History in school is mad boring.
But history in the newspapers
doesn’t feel like history at all.
It feels like I’m eavesdropping
on everything that happened yesterday
so that I’m prepared for what may happen tomorrow.
THE NEWS ARTICLE IS ABOUT HOW HOPELESS WE ARE
NEW YORK TIMES,
OCTOBER 6, 1993
Nobody talks much about Bushwick. It’s just a tired, old, poverty-racked neighborhood in Brooklyn where adults without jobs move listlessly from one boring day to the next, and the police have to close off streets to slow the high-energy encroachment of youthful drug dealers, and the children, of whom there are many, find it difficult to dream because their days and their nights are so often disturbed by the sound of gunfire.
The kids in Bushwick grow up knowing that life is a crapshoot, which means you may not grow up at all. The walls of many buildings are covered with huge and disturbing murals—elaborate graffiti memorials to friends and playmates who died from a bullet to the head, a knife in the heart, and so on.
IF THE NEWS ARTICLE WAS ABOUT POLICE BRUTALITY
██████████████████████ Bushwick.
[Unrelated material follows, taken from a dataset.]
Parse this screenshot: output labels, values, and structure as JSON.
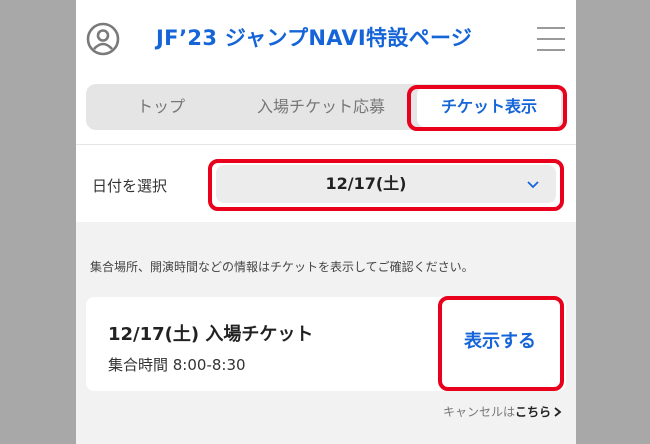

It’s ██████████████████████████████████████████████████████████ where adults without jobs move listlessly from one boring day to the next, and the police have ███████████████████████ slowed the high-energy █████████████████youthful █████████████████████ children, of whom there are many, who find it difficult to dream because their days and their ██████████████████████████████████████████████████████
██████████████████████████████████████████████████████████████████████████████████████████████████████████████████████████████████████████████████████████████████████████████████████████████████████████████████████████ playmates died from a bullet ██████████████████████████████████ and so on.
IF THE NEWS ARTICLE WAS ABOUT HOW HOPEFUL WE ARE
█████████████████████████████████████████████████████████████████████████████████████████████████████████████████████████████████████████████████████████████████████████████████████████████████████████████████████████████████████████████████████████████████████████████████████████████████████████████████████████████████████████████████████████████████████████████████████████████████████████████████████████████████████████████
The kids in Bushwick grow up. █████████████████████████████████████████████████████████████████████████████████████████████████████████████████████████████████████████████████████████████████████████████████
███████████████████████████████████████████████████████████████████████████████████████████
THE BLOCK IS HOT
The Devil
used to be an angel named Lucifer.
According to the Bible
him and a whole bunch of his angel homies
tried to take over God’s neighborhood
and a turf war broke out.
God won and as the winner
he got to keep the entire heaven with all the dope clouds
and the harps and the gold streets and shit.
As the loser, the Devil got kicked out.
Thrown into the hottest place God had created
just in case some shit like this ever went down.
Estrella is now in charge of warning Jesus
when there are undercover cops on the block.
If this were a biblical war
the cops and the corner boys would shoot
jabs at each other over who was Lucifer
but everybody would agree
that this neighborhood is hot as hell.
VOICES
Mami is acting weird. At night she calls me
and whispers: Sarai, they are here again.
I hear some voices outside but it’s the summer
& warm weather is when Bushwick is most alive.
I tell her to get some sleep.
I promise they’ll be gone in the morning.
WE RAN OUT OF TOOTHPASTE
It’s Sunday & Mami says the Devil is using me.